Amir0x said:
It is implied that anything from my comments is automatically "maybe for [me]", so the exposition to that effect was unnecessary. My team frequently made idiotic A.I. decisions, failing to capture the necessary nuance that any good self-respecting A.I. has - particularly in regards to buffing/de-buffing. Now maybe it's "good enough" for some people - obviously - but I definitely don't think settling does anything for the quality of the game. It's rough and could do with some improvements, no question about it, and incidentally including the option to not have to rely on the shit-ass A.I. wouldn't impact you or anyone else whatsoever. Options are good. Less options are bad.
Oh I don't disagree, more options is good, especially if other players have an issue for it. I didn't mean it in a sense that your complaint is not valid, but simply that not everyone sees it as a flaw so it's probably pretty low on a list of to-fix, compared to other more pressing issues. Ultimately, FFXIII-2 was never going to fix every problem for every player to begin with. That would require making a completely different game and would have been better off as a new IP. As it is, the sequel will target those who enjoyed the original game more first, rather than those who didn't enjoy the game much at all.
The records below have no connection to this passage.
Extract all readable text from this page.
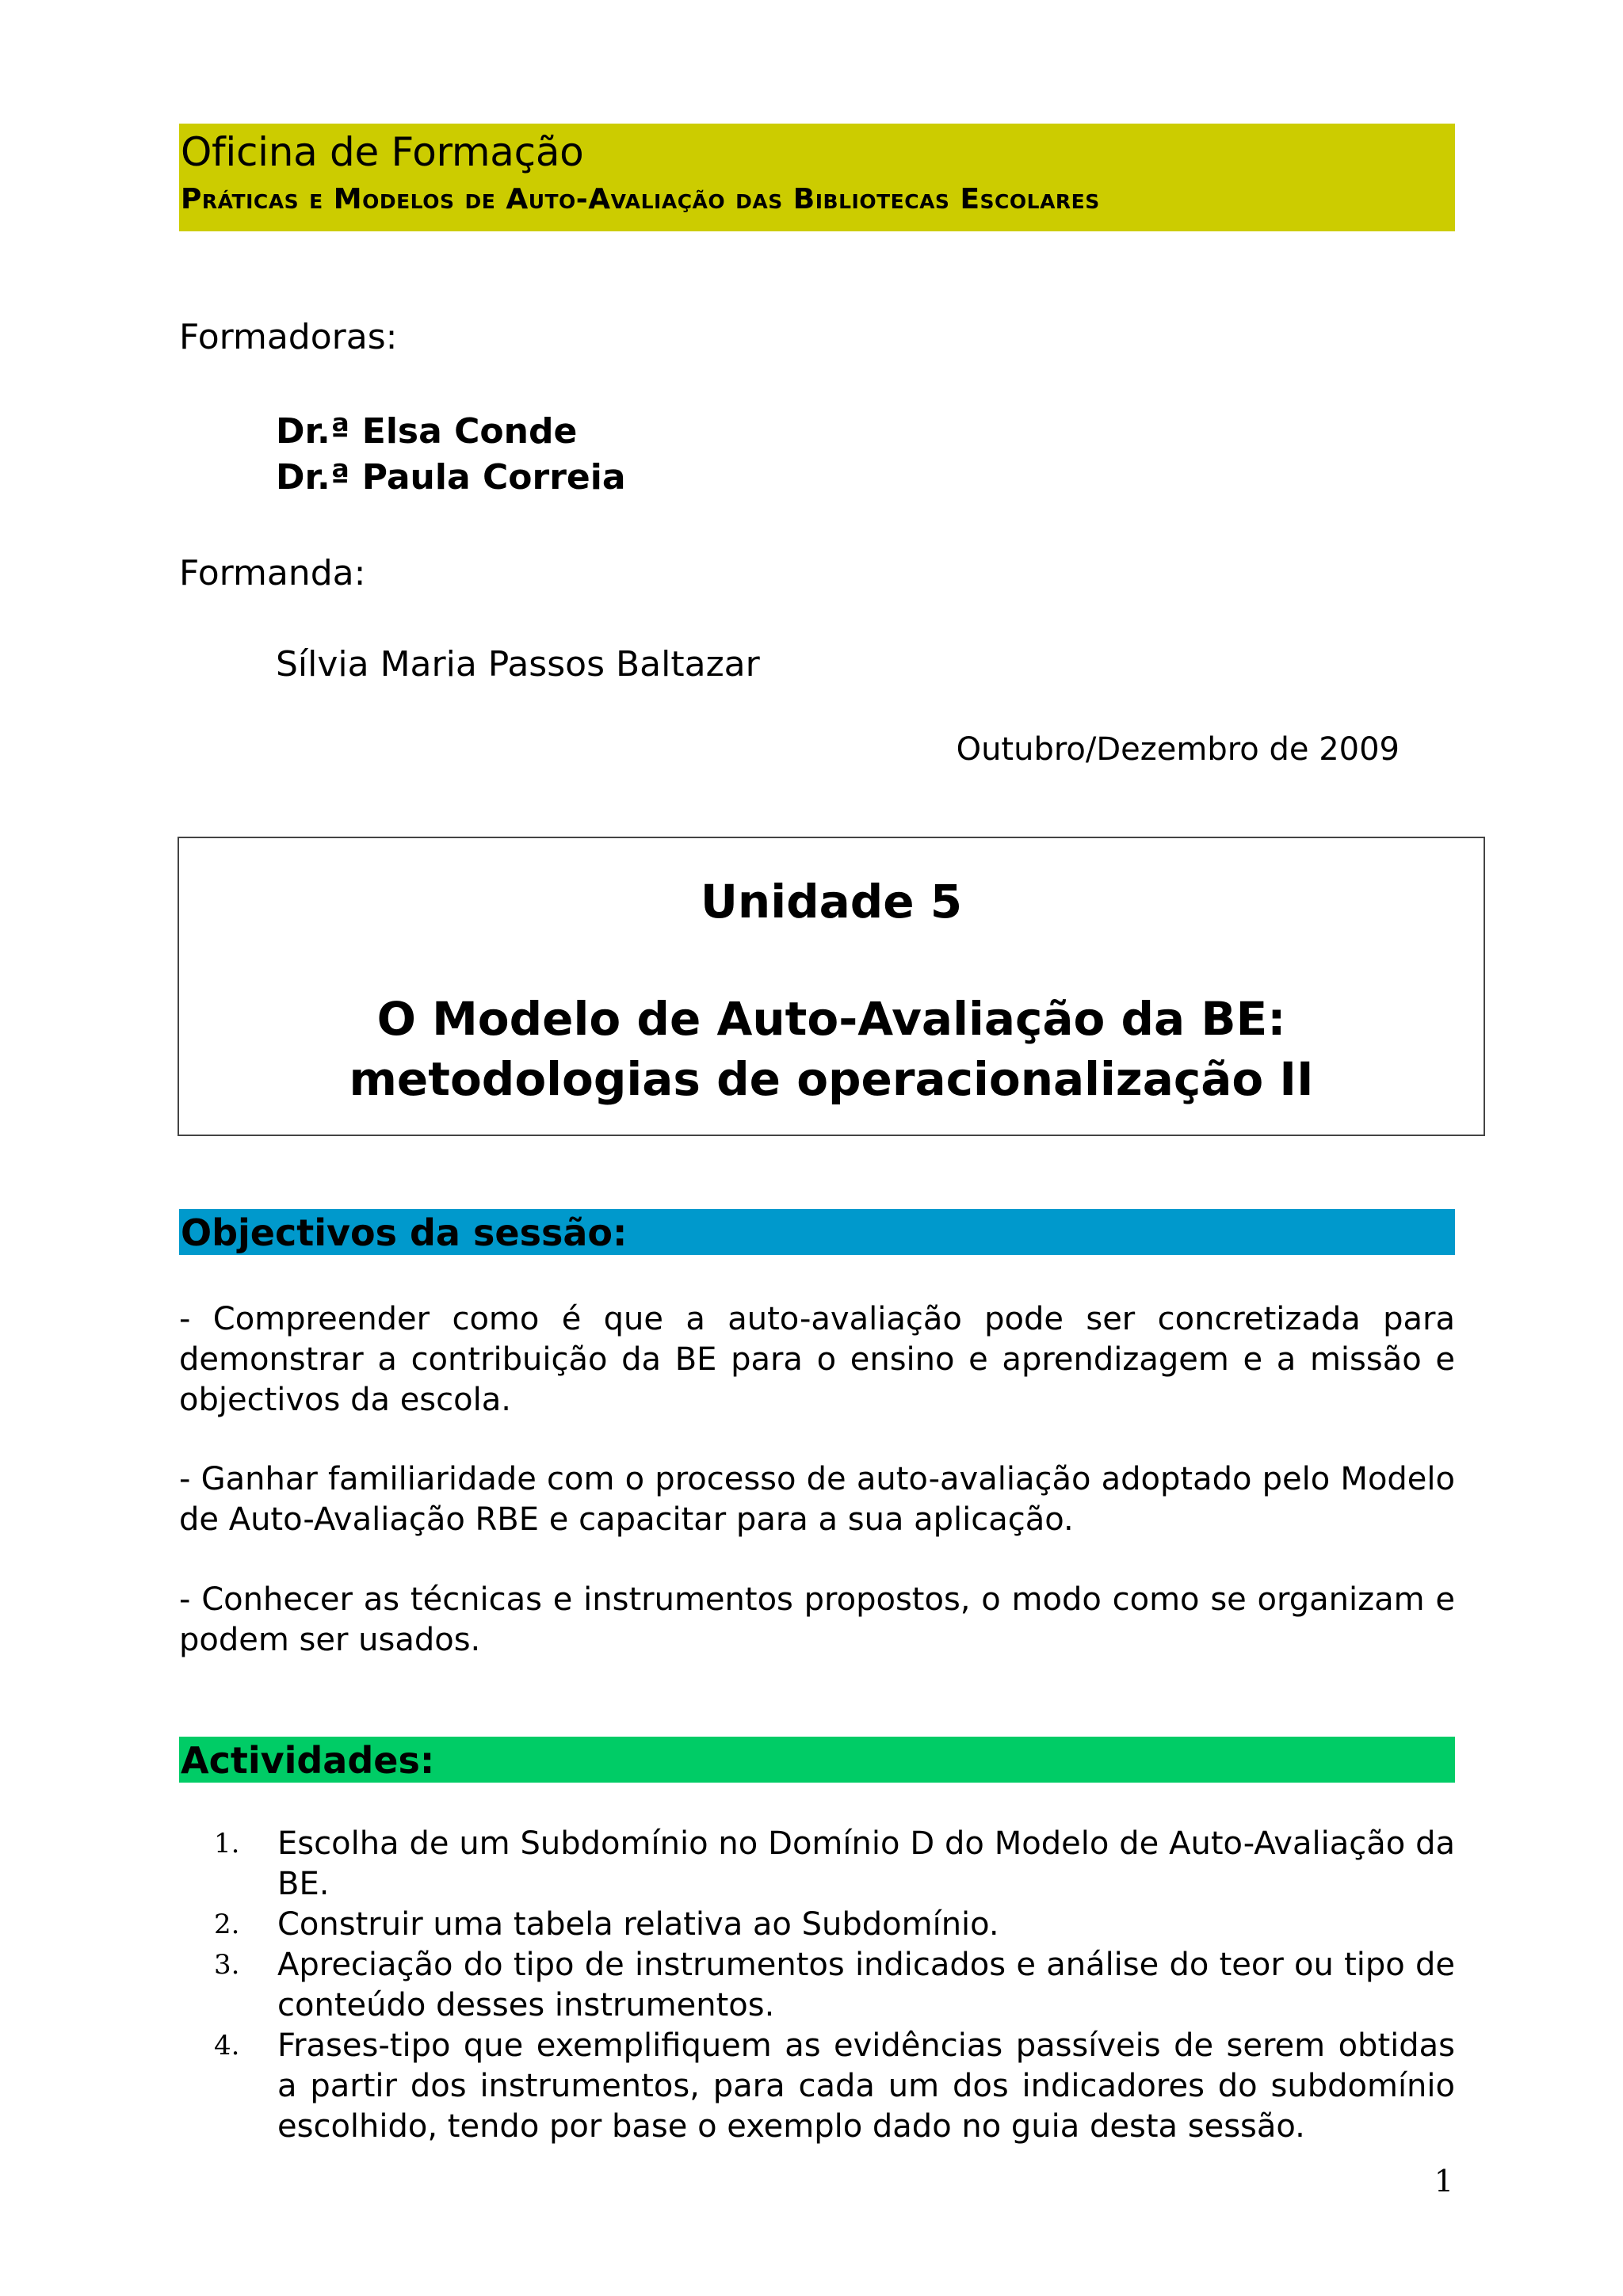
Oficina de Formação
Práticas e Modelos de Auto-Avaliação das Bibliotecas Escolares
Formadoras:
Dr.ª Elsa Conde
Dr.ª Paula Correia
Formanda:
Sílvia Maria Passos Baltazar
Outubro/Dezembro de 2009
Unidade 5
O Modelo de Auto-Avaliação da BE: metodologias de operacionalização II
Objectivos da sessão:

- Compreender como é que a auto-avaliação pode ser concretizada para demonstrar a contribuição da BE para o ensino e aprendizagem e a missão e objectivos da escola.

- Ganhar familiaridade com o processo de auto-avaliação adoptado pelo Modelo de Auto-Avaliação RBE e capacitar para a sua aplicação.

- Conhecer as técnicas e instrumentos propostos, o modo como se organizam e podem ser usados.

Actividades:
1. Escolha de um Subdomínio no Domínio D do Modelo de Auto-Avaliação da BE.
2. Construir uma tabela relativa ao Subdomínio.
3. Apreciação do tipo de instrumentos indicados e análise do teor ou tipo de conteúdo desses instrumentos.
4. Frases-tipo que exemplifiquem as evidências passíveis de serem obtidas a partir dos instrumentos, para cada um dos indicadores do subdomínio escolhido, tendo por base o exemplo dado no guia desta sessão.
1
So what the game changes and fixes will probably be slanted towards the feedback to those who had positive experiences with the game.
I don't agree that it isn't a town issue. I mean, I don't know about FFXIII-2's town thing, although I was almost certain I read an article (in GameInformer?) that said towns would be making a real appearance this time. Not the town "skins" that were in FFXIII, but actual towns.
By towns, I mean a location with many different buildings to enter, with shops to buy from, with secrets and maybe little treasure boxes to find in off areas. People to talk to that maybe give out sidequests. A town town. Final Fantasy RPGs feel desolate without some of these. They also give context to your quest, a sort of "what are you fighting for" undercurrent.
You'd know better than me as to its existence in FFXIII-2, however, since the only American article I've read on the subject has been GameInformer and they're GameInformer.
When I said that it isn't a town issue, I don't mean that not having a towns is a good thing. I meant that what FFXIII-2 is fixing is the pace and flow of the game, rather than adding what you think of as towns to the game directly.
We've both been playing RPGs for ages, so I think you know that I have a pretty good idea of what you mean when you talk about RPG towns. You're thinking of something like FFXII or Xenoblade, where there are big sizable areas which are specifically community based locations, with NPCs inhabiting the area and offering shops, going by their daily lives shopping/playing/talking/etc, and basically the feeling that this is a location where people live in and populate. Locations like the Citadel in Mass Effect, and Detroit in Deus Ex HR.
I do not believe that FFXIII-2 has towns like this. Based on all the media I've seen, and all the interviews I've read about the game, it is much more likely that they will simply be populating transitional areas between combat zones with NPCs and shops, so there's a feeling that the world is more alive, and there are people other than the player characters who are hanging around areas.
Think of locations like Snow's flashback in FFXIII, and the Nautilus resort, and also imagine if Vanille's old town on Pulse was populated by people walking around. That's probably a more reasonable expectation of what will be "towns" in FFXIII-2. I could be wrong, and there could be entire cities which are exactly like towns in previous FF games, but since we have seen nothing like that whatsoever, and the developers have specifically downplayed expectations on that aspect in at least one interview, and the game is 3 months away, I don't think that's something that I would expect.